The Broken Vase by Rex Stout
Review by Matt B. (BuffaloSavage)
It is early 1941 in New York City. Gentleman farmer and private eye Tecumseh Fox is rich enough to afford giving a grant of $2,000.00 (about $35,000 in our 2021 dinero) to a young gifted fiddler to purchase a Stradivarius. Though not a music lover, Fox attends the Carnegie Hall concert for the premier performance of the fiddler on his prize violin. Unmusical Fox notices that the audience is shocked and leaving in droves. Fox is told that the violin’s tone didn’t sound at all right. The young violinist, in front of witnesses, takes his own life during the intermission.
Case closed, but a killing occurs that makes Fox think the suicide and the murder are linked. The rich mother of the murder victim hires Fox to investigate the circumstances and find out who committed the murder. Fox has a series of interviews and adventures that make for amusing reading, especially when one’s brain is too tired for more challenging reading matter.

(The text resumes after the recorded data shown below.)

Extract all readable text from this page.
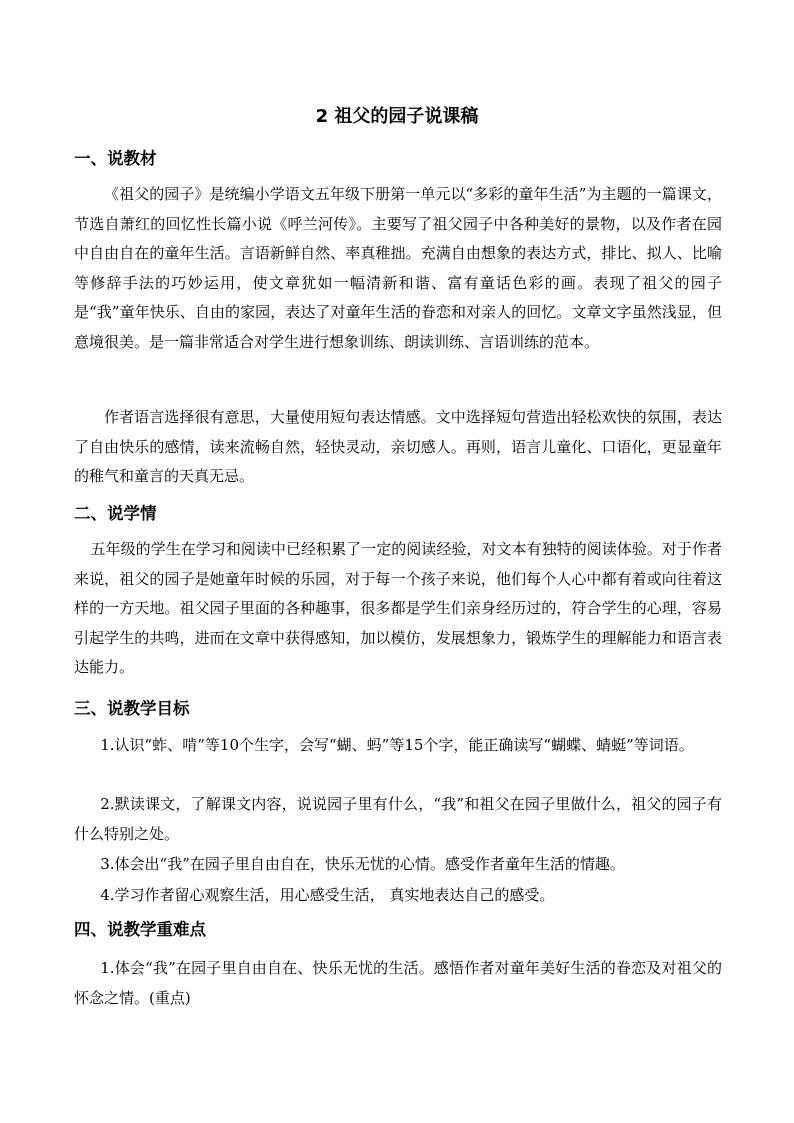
2 祖父的园子说课稿
一、说教材

《祖父的园子》是统编小学语文五年级下册第一单元以“多彩的童年生活”为主题的一篇课文，节选自萧红的回忆性长篇小说《呼兰河传》。主要写了祖父园子中各种美好的景物，以及作者在园中自由自在的童年生活。言语新鲜自然、率真稚拙。充满自由想象的表达方式，排比、拟人、比喻等修辞手法的巧妙运用，使文章犹如一幅清新和谐、富有童话色彩的画。表现了祖父的园子是“我”童年快乐、自由的家园，表达了对童年生活的眷恋和对亲人的回忆。文章文字虽然浅显，但意境很美。是一篇非常适合对学生进行想象训练、朗读训练、言语训练的范本。

作者语言选择很有意思，大量使用短句表达情感。文中选择短句营造出轻松欢快的氛围，表达了自由快乐的感情，读来流畅自然，轻快灵动，亲切感人。再则，语言儿童化、口语化，更显童年的稚气和童言的天真无忌。

二、说学情

五年级的学生在学习和阅读中已经积累了一定的阅读经验，对文本有独特的阅读体验。对于作者来说，祖父的园子是她童年时候的乐园，对于每一个孩子来说，他们每个人心中都有着或向往着这样的一方天地。祖父园子里面的各种趣事，很多都是学生们亲身经历过的，符合学生的心理，容易引起学生的共鸣，进而在文章中获得感知，加以模仿，发展想象力，锻炼学生的理解能力和语言表达能力。

三、说教学目标

1.认识“蚱、啃”等10个生字，会写“蝴、蚂”等15个字，能正确读写“蝴蝶、蜻蜓”等词语。

2.默读课文，了解课文内容，说说园子里有什么，“我”和祖父在园子里做什么，祖父的园子有什么特别之处。

3.体会出“我”在园子里自由自在，快乐无忧的心情。感受作者童年生活的情趣。

4.学习作者留心观察生活，用心感受生活， 真实地表达自己的感受。

四、说教学重难点

1.体会“我”在园子里自由自在、快乐无忧的生活。感悟作者对童年美好生活的眷恋及对祖父的怀念之情。(重点)
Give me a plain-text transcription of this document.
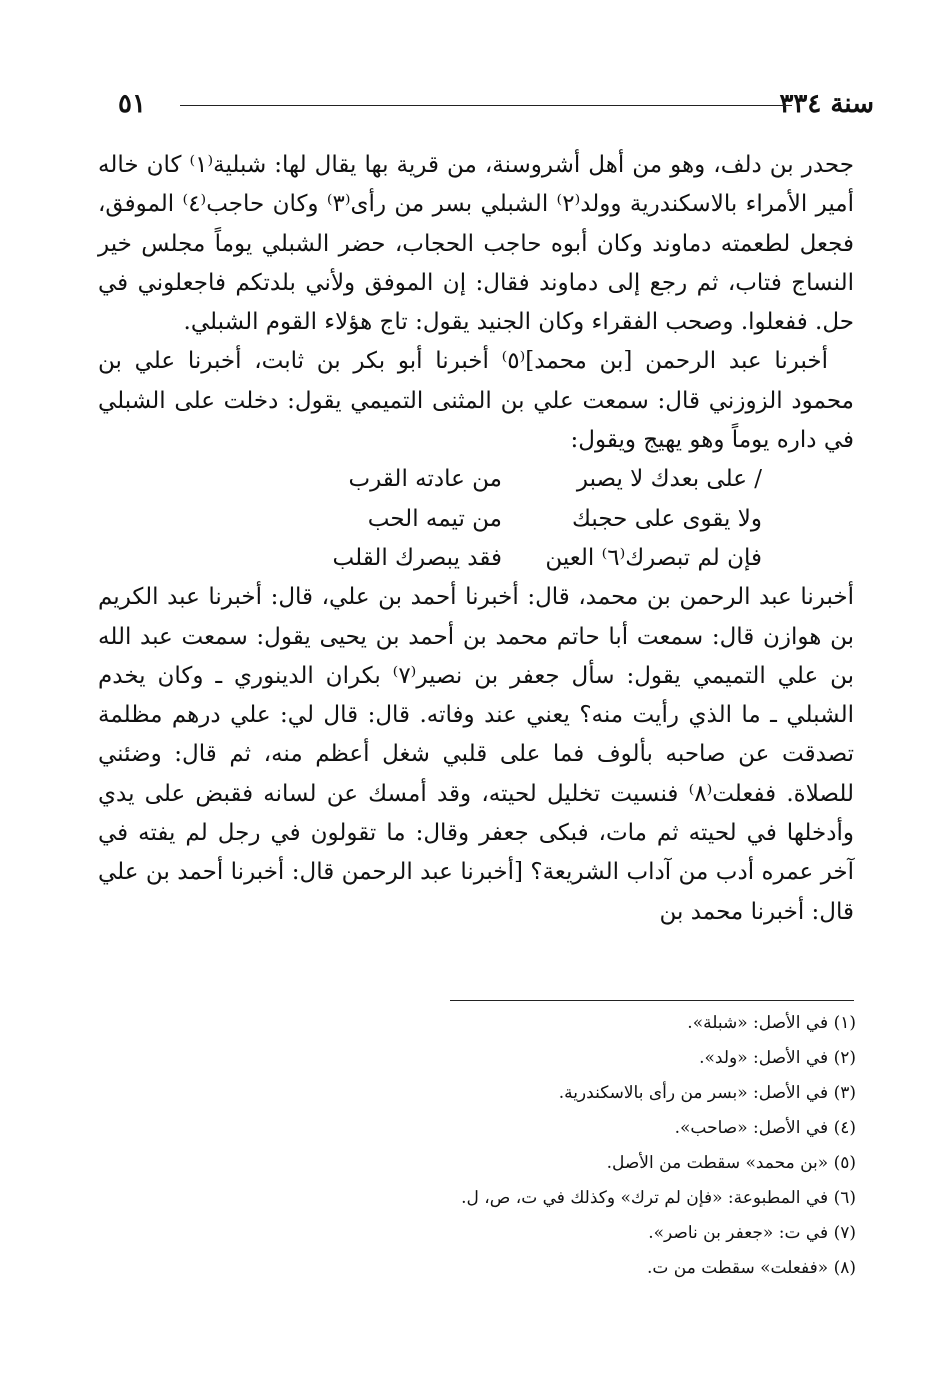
سنة ٣٣٤
٥١

جحدر بن دلف، وهو من أهل أشروسنة، من قرية بها يقال لها: شبلية⁽١⁾ كان خاله أمير الأمراء بالاسكندرية وولد⁽٢⁾ الشبلي بسر من رأى⁽٣⁾ وكان حاجب⁽٤⁾ الموفق، فجعل لطعمته دماوند وكان أبوه حاجب الحجاب، حضر الشبلي يوماً مجلس خير النساج فتاب، ثم رجع إلى دماوند فقال: إن الموفق ولأني بلدتكم فاجعلوني في حل. ففعلوا. وصحب الفقراء وكان الجنيد يقول: تاج هؤلاء القوم الشبلي.

أخبرنا عبد الرحمن [بن محمد]⁽٥⁾ أخبرنا أبو بكر بن ثابت، أخبرنا علي بن محمود الزوزني قال: سمعت علي بن المثنى التميمي يقول: دخلت على الشبلي في داره يوماً وهو يهيج ويقول:

/ على بعدك لا يصبر
من عادته القرب
ولا يقوى على حجبك
من تيمه الحب
فإن لم تبصرك⁽٦⁾ العين
فقد يبصرك القلب

أخبرنا عبد الرحمن بن محمد، قال: أخبرنا أحمد بن علي، قال: أخبرنا عبد الكريم بن هوازن قال: سمعت أبا حاتم محمد بن أحمد بن يحيى يقول: سمعت عبد الله بن علي التميمي يقول: سأل جعفر بن نصير⁽٧⁾ بكران الدينوري ـ وكان يخدم الشبلي ـ ما الذي رأيت منه؟ يعني عند وفاته. قال: قال لي: علي درهم مظلمة تصدقت عن صاحبه بألوف فما على قلبي شغل أعظم منه، ثم قال: وضئني للصلاة. ففعلت⁽٨⁾ فنسيت تخليل لحيته، وقد أمسك عن لسانه فقبض على يدي وأدخلها في لحيته ثم مات، فبكى جعفر وقال: ما تقولون في رجل لم يفته في آخر عمره أدب من آداب الشريعة؟ [أخبرنا عبد الرحمن قال: أخبرنا أحمد بن علي قال: أخبرنا محمد بن

(١) في الأصل: «شبلة».
(٢) في الأصل: «ولد».
(٣) في الأصل: «بسر من رأى بالاسكندرية.
(٤) في الأصل: «صاحب».
(٥) «بن محمد» سقطت من الأصل.
(٦) في المطبوعة: «فإن لم ترك» وكذلك في ت، ص، ل.
(٧) في ت: «جعفر بن ناصر».
(٨) «ففعلت» سقطت من ت.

Rex Stout is better known and more respected for his novels starring Nero Wolfe, rotund orchid fancier and PI to the rich and famous. Critics and fans agree that his other detective creations – Tec Fox, Alphabet Hicks, and Theodolinda ‘Dol’ Banner – are not up to the Wolfe-Archie stories, especially the novellas.
But I don’t care. As a fan of between the wars whodunnits, I have a soft spot for vintage characters, society settings, and squads of suspects. To his credit, Stout always plays fair with the reader, giving enough information to the reader to figure it out by the reveal. Also, like Conan Doyle was able to in the Holmes stories, Stout captures an insular world and feeling of timelessness – affluent Manhattan, mid-20th century – a quality that I hope discerning readers will enjoy for years to come.